Many artists find themselves turning a portion of their homes into studios; Gina Freuen did the reverse. After her husband passed away unexpectedly in 2014, Freuen found herself contemplating her life's trajectory. She decided to move out of her Little Spokane River area home — her son and his family live there now — and convert the adjacent building that formerly held her ceramic studio into her living quarters.
"I have a different perspective from this side of the house," Freuen says. Instead of seeing the massive garden where she spends much of her time in warmer months when not in the studio, she now sees the neighbor's horses and a verdant swath of land alongside the gurgling river-fed creek.
Freuen renovated the 600-square-foot building, cutting back on studio space to create a kitchen and dining area, adding a second floor sleeping area, and plenty of places to showcase art throughout.

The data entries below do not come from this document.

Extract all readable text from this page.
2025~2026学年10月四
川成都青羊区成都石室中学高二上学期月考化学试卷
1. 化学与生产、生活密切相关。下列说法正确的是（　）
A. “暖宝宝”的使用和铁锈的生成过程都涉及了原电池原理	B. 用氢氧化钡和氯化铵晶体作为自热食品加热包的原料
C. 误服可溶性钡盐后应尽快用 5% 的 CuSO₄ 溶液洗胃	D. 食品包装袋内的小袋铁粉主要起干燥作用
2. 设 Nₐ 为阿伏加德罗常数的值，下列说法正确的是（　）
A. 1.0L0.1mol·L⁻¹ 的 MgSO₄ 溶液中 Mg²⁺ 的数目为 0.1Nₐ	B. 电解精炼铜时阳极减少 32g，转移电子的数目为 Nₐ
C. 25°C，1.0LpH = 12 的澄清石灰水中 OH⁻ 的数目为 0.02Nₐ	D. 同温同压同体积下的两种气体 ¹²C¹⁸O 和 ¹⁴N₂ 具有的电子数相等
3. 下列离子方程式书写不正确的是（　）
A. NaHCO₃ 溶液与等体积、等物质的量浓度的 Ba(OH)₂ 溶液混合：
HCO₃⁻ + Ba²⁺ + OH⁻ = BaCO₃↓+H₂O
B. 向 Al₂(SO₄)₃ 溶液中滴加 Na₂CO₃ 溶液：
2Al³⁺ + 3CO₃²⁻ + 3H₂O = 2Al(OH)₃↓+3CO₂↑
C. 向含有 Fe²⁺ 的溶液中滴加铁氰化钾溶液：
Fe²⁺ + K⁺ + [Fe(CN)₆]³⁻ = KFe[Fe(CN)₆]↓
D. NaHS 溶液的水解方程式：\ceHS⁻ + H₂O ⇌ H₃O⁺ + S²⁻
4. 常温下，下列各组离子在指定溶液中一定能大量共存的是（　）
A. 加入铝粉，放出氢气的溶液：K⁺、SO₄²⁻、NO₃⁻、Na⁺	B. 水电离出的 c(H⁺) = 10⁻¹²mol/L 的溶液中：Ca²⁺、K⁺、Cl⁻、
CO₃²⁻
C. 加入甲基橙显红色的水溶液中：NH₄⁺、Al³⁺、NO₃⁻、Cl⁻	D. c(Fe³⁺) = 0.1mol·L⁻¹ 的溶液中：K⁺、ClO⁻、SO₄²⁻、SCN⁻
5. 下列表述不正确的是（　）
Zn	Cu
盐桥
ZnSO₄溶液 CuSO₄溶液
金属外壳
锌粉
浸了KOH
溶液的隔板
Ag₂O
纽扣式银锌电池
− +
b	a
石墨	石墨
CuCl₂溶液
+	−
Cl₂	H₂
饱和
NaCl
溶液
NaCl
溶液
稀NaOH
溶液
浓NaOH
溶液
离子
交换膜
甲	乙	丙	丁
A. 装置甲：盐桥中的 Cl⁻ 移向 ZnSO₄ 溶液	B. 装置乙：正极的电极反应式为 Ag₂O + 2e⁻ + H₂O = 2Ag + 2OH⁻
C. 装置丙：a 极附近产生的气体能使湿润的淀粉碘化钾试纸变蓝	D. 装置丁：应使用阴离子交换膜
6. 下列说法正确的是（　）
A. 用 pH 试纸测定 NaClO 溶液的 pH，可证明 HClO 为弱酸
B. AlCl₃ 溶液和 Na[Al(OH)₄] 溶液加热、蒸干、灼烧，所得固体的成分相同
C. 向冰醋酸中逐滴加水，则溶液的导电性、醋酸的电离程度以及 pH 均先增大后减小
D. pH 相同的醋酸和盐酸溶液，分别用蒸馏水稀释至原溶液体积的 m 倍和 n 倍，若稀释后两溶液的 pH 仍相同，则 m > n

Numerous built-in shelves hold her own ceramics, those of former students, and works from her travels, including a trip to Turkey, and from regional artists like Mardis Nenno and Chris Antemann. The walls are covered with works by such artists as Harold Balazs, Robert Grimes, Mel McCuddin and both Freuen's sister Kay O'Rourke, and her mother, the late Dede McKay.
A Gonzaga University instructor for 20 years and longtime artist, Freuen is entrenched in the regional arts community. Right now she works one-on-one with a few students from Mead School District's Riverpoint Academy where daughter Regan Drew worked before the school's closure. She is an exhibiting partner at Trackside Studio Ceramic Art Gallery in Spokane, where she helps manage guest shows.
Freuen also displays work inside her home studio, such as during the annual Little Spokane River Studio Tour in September, which she helped found in 2008.
The 12-by-15 studio is light-flooded and well-organized, with a potter's wheel, buckets of glaze, bags of clay and a long central table. "You don't need fancy tools," says Freuen, who does a combination of hand-building and wheel-throwing.
"Sometimes pieces are only wheel-thrown then altered through carving, stamping, kind of a repoussé approach," Freuen says. "Sometimes they are slab-built. Whatever suits the form I am working on."
Freuen's teapots might be the most recognizable of her ceramic work. "I feel like my work has gone way beyond teapots, but I enjoy making them as part of my regular studio regimen," she says. "I like their whimsy and the problem solving decisions that go into making them."
Her studio, although small, has three doors. One leads to the house, the other to the covered slab of concrete where she has several kilns for firing work. The largest is fueled by wood, versus electricity or gas, and it is where she does "soda firing," a multiday firing process that produces unusual and desirable glaze effects.
The third door is a remnant from her former home, a heavy door with pencil marks where children's and now grandchildren's heights have been recorded, a reminder of the importance of family.